You should file jointly. It doesn’t matter whose name is on what- all the income goes into a big pool along with all of your deductions, and it’s taxed as a pot. The only time filing separately would be useful is if one of you has a large tax debt, or a bunch of medical expenses (although at your incomes, unless one of you was in the hospital fighting off some serious disease, that’s doubtful.) 9 times out of 10, MFJ offers a tax advantage over MFS.
Good luck! :0)
**btw v b is right about “active” versus “real estate professional”. I just finished helping a client through a nightmare IRS audit due to the whole “real estate professional” issue. Proving you’re active isn’t a problem- thanks for pointing out the difference and my mistake. :0)
December 16th, 2008 at 2:42 am
BOOKER
MFJ. Without losses, your combined income is $176,000. That’s too high to take rental losses, so all losses would be put on form 8582 and postponed until a later year or when yuo sell.
If you did not live together (highly unlikely in the year you got married!!!–the next post is dead on target) and you file MFS, the loss is limited to $12,500 (1/2 of $25,000) and the phaseout begins at $50,000. At $61,000, you’d be limited to claiming a loss of no more than $7000 on the MFS return.

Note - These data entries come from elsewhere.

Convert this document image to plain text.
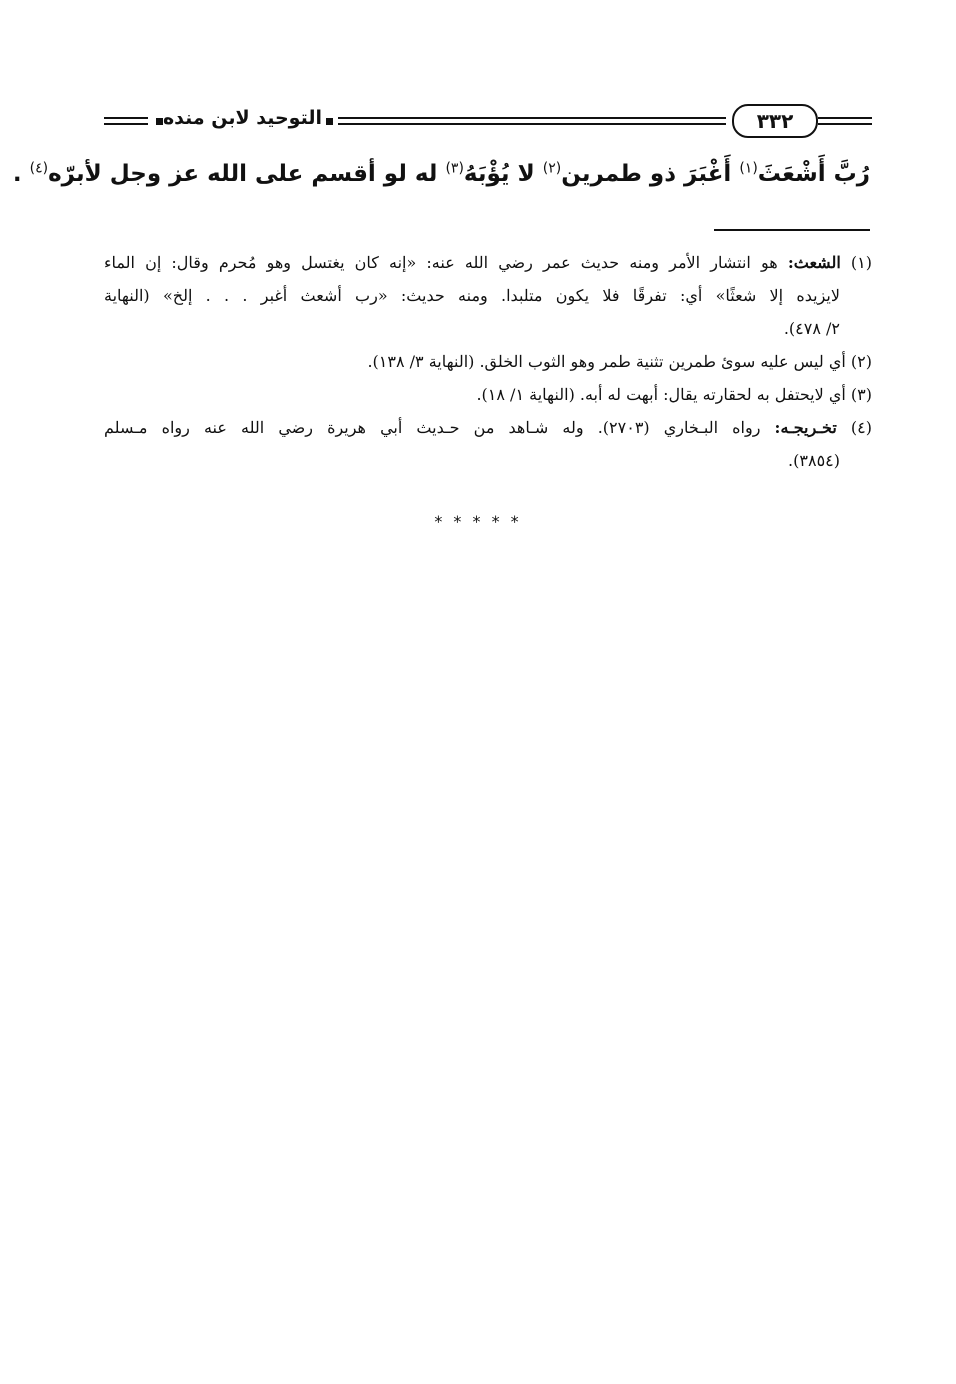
التوحيد لابن منده	٣٣٢
رُبَّ أَشْعَثَ$^{(١)}$ أَغْبَرَ ذو طمرين$^{(٢)}$ لا يُؤْبَهُ$^{(٣)}$ له لو أقسم على الله عز وجل لأبرّه$^{(٤)}$ .
(١) الشعث: هو انتشار الأمر ومنه حديث عمر رضي الله عنه: «إنه كان يغتسل وهو مُحرم وقال: إن الماء
لايزيده إلا شعثًا» أي: تفرقًا فلا يكون متلبدا. ومنه حديث: «رب أشعث أغبر . . . إلخ» (النهاية
٢/ ٤٧٨).
(٢) أي ليس عليه سوئ طمرين تثنية طمر وهو الثوب الخلق. (النهاية ٣/ ١٣٨).
(٣) أي لايحتفل به لحقارته يقال: أبهت له أبه. (النهاية ١/ ١٨).
(٤) تخـريجـه: رواه البـخاري (٢٧٠٣). وله شـاهد من حـديث أبي هريرة رضي الله عنه رواه مـسلم
(٣٨٥٤).
* * * * *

Be advised, if this applies to you, you really, really need to run some dummy tax returns before 1/15. You may owe estimated taxes and the penalty works out to 4% of what you owe.
By the way “active” isn’t difficult. Real Estate Professional is the one that’s impossible.
December 19th, 2008 at 4:09 am
DUSTY
You can run it both ways (Married - Filing Jointly or Married - Filing Separately) and see which way gives you the best result.
Keep in mind though that you won’t be able claim rental losses any longer. They will be deferred until you sell the property. On a joint return, your combined income is too high to claim the losses and, on a separate return, you aren’t allowed any losses at (assuming that you live together).
…and, not to get political, but the money spent on Corporate welfare is vastly higher than individual welfare.
December 21st, 2008 at 4:48 pm
ROB
You would be well advised to look at a married, filing joint, tax return. You combine income and losses and lower the end figure for your lowest total tax bite. Good luck and Happy New Year (a bit of sarcasm there).